Around that time I also started a blog called Hummus For Thought. For a few years, it got a sizeable audience and with that came a level of media attention that I didn’t quite know how to handle (spoiler alert: I was autistic all along and had no idea). I primarily blogged about Lebanon’s racist Kafala system, which is a form of slavery, LGBTQ rights, women’s rights and broadly anti-sectarian politics. I was involved in a group called ‘the Youth Movement’ which took part in the 2010 Laique Pride movement advocating for secularism in Lebanon.

So 2010 to 2013 were what you might call ‘formative years’. By 2015 I was very active in a number of initiatives and protest movements. In the summer of 2015, I helped organise what was then the biggest independent protest movement in recent Lebanese memory, the ‘You Stink’ movement.
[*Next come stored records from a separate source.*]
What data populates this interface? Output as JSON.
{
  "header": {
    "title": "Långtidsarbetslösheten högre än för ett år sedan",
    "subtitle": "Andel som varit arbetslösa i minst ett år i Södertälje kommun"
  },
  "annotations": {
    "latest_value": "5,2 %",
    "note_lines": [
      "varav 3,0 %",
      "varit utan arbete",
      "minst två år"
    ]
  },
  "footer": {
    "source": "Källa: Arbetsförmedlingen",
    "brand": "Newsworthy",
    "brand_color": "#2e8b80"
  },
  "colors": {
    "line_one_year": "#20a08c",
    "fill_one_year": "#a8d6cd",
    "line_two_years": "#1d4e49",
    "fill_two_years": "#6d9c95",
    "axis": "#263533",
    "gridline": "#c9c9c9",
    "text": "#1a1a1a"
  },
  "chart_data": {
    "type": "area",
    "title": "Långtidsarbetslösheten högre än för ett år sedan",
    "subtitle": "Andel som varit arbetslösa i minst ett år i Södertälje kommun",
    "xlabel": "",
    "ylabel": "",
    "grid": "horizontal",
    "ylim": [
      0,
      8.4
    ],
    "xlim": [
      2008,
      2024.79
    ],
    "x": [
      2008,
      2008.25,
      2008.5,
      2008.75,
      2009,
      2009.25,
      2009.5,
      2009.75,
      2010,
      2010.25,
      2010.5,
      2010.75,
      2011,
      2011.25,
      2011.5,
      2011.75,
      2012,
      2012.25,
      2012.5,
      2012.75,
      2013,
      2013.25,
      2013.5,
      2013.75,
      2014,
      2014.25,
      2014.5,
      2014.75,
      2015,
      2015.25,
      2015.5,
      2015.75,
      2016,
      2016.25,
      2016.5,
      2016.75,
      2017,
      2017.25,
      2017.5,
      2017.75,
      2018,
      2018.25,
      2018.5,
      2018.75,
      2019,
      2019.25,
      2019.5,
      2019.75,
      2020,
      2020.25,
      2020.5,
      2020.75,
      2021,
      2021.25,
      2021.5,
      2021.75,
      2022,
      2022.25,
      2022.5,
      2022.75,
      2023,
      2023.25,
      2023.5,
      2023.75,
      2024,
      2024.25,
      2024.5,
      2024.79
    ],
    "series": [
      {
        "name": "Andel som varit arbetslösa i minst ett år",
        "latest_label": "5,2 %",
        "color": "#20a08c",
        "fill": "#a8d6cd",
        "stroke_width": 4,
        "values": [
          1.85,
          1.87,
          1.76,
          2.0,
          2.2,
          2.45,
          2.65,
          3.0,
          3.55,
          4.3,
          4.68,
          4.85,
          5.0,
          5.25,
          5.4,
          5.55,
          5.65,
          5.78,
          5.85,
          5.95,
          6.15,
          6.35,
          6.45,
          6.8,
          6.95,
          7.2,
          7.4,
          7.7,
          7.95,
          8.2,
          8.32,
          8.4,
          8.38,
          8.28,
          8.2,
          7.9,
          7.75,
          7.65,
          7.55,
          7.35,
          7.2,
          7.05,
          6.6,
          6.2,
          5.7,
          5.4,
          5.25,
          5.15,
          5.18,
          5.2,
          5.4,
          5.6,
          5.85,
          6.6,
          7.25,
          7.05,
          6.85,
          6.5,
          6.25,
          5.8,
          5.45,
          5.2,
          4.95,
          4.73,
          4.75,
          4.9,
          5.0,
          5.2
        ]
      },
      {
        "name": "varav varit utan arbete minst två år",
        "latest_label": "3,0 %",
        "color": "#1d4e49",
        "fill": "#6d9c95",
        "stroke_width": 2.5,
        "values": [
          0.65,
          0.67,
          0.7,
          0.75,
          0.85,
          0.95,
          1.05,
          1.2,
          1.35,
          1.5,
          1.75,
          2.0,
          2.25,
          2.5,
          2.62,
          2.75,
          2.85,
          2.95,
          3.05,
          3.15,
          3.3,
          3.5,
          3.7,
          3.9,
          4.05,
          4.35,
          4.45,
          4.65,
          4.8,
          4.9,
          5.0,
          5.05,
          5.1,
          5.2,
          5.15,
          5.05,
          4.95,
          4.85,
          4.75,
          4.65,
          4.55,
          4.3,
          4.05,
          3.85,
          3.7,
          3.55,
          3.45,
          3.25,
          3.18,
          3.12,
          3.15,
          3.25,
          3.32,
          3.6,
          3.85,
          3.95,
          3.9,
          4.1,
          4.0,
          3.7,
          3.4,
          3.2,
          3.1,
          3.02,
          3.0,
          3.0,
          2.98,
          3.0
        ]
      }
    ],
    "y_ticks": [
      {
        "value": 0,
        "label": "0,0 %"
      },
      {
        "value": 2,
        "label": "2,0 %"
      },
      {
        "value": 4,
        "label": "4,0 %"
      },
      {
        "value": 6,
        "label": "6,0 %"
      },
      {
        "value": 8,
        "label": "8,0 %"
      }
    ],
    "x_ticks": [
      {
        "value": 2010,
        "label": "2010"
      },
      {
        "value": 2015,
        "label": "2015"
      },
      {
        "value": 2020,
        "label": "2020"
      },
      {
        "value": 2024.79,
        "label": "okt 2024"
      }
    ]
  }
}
I mostly helped out as a media liaison officer (as I learned later) and, separately, helped with Global Voices’ coverage of the protests. You’d note that I’m calling it a movement rather than an uprising, although it was technically that too. This is to differentiate it from what happened in October of 2019, but that’s for later.

Although I helped organise that movement, I also had to leave while its momentum was still going. That’s when I moved to London where I received my MA in Cultural Studies (with distinction, thank you very much) a year later in 2016. That single year at SOAS, University of London was probably the most active few months I had experienced thus far. I was involved with the SOAS Palestine Society as well as the SOAS Syria Society. I also supported the SOAS Kurdish society, but I wasn’t very active.

My Master’s thesis was on the politics of language and the case study I used was Hebrew and Yiddish in pre-WWII and contemporary Jewish political thought. This is the bit where I mention that I am obsessed with languages, which is why I undertook that study. I also did it because, as a Lebanese-Palestinian who grew up in Lebanon, studying the politics of Hebrew and Yiddish wasn’t exactly a common thing. My uncle said I was just being provocative, and I guess he was right since he seemed very provoked.